STM32-P407 Ethernet randomly dropping TX packets

Started by cnlohr, January 23, 2014, 08:08:01 PM

Previous topic - Next topic

cnlohr

I am having a difficult time with reliable ethernet communications on my STM32-P407.  I am using the same core as the demo provided and am having the following situation.

I am testing this by restarting the processor, pinging it 10,000 to 60,000 times, and printing the number of pings the processor received and sent, and recording how many pings I received and sent.

Almost all the time (~90%) the packets being dropped are the TX packets.

When there is no chatter on the line, i.e. connected directly to my laptop, or into a switch with other network devices disconnected, I get virtually no dropped packets, maybe .001%.

When there is chatter on the line, i.e. random network broadcasts, etc.  My dropped packet percentage rises to ~0.04%.

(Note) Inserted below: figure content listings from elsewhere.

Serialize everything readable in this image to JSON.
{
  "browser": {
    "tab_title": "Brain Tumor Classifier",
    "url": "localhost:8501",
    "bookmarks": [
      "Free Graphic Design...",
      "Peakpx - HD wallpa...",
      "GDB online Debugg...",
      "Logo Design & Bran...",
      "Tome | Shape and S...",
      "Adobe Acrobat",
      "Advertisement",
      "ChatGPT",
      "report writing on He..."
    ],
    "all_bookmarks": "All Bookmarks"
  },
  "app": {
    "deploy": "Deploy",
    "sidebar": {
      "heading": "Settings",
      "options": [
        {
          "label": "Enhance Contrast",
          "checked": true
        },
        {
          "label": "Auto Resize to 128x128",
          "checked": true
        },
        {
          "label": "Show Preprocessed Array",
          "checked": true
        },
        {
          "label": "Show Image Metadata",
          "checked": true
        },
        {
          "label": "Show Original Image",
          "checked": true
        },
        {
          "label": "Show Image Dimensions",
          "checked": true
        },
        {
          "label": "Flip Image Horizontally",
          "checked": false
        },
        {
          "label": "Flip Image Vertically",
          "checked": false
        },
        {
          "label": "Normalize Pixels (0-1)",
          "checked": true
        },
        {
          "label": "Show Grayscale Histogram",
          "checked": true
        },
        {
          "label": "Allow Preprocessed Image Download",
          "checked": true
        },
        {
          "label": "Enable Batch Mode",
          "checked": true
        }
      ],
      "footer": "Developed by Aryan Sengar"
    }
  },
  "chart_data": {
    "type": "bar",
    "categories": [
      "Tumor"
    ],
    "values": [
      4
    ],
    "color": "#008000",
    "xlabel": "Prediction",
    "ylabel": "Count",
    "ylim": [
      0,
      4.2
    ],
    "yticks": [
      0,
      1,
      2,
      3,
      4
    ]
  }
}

When I add chatter, i.e. making a lot of broadcast packets, my dropped packet percentage rises to ~.2%.

Again, almost all drops happen on TX from the board.  I have verified that the OWN is not timing out on TX, and that there are no faults.  I now trap the following (and none are happening)  EnetDmaTx.Tx.TxDesc0.ES | EnetDmaTx.Tx.TxDesc0.FF | EnetDmaTx.Tx.TxDesc0.IPE | EnetDmaTx.Tx.TxDesc0.JT| EnetDmaTx.Tx.TxDesc0.IHE
| EnetDmaTx.Tx.TxDesc0.LSC | EnetDmaTx.Tx.TxDesc0.NC | EnetDmaTx.Tx.TxDesc0.LC | EnetDmaTx.Tx.TxDesc0.EC | EnetDmaTx.Tx.TxDesc0.ED | EnetDmaTx.Tx.TxDesc0.UF | EnetDmaTx.Tx.TxDesc0.DB.

I have noticed the following flags are set after every period: ETH_DMA_IT_TBU and ETH_DMA_IT_ET.

ALSO: As a bonus, I tested in 10MBit/s mode.

In 10mbit duplex, regular network traffic, the error ratios are higher! (almost 10x higher!)

In 10mbit half duplex, even with a chatty network, there are less dropped packets.

These rates are unacceptably high, and I have no idea how to track the lost packet bug down further.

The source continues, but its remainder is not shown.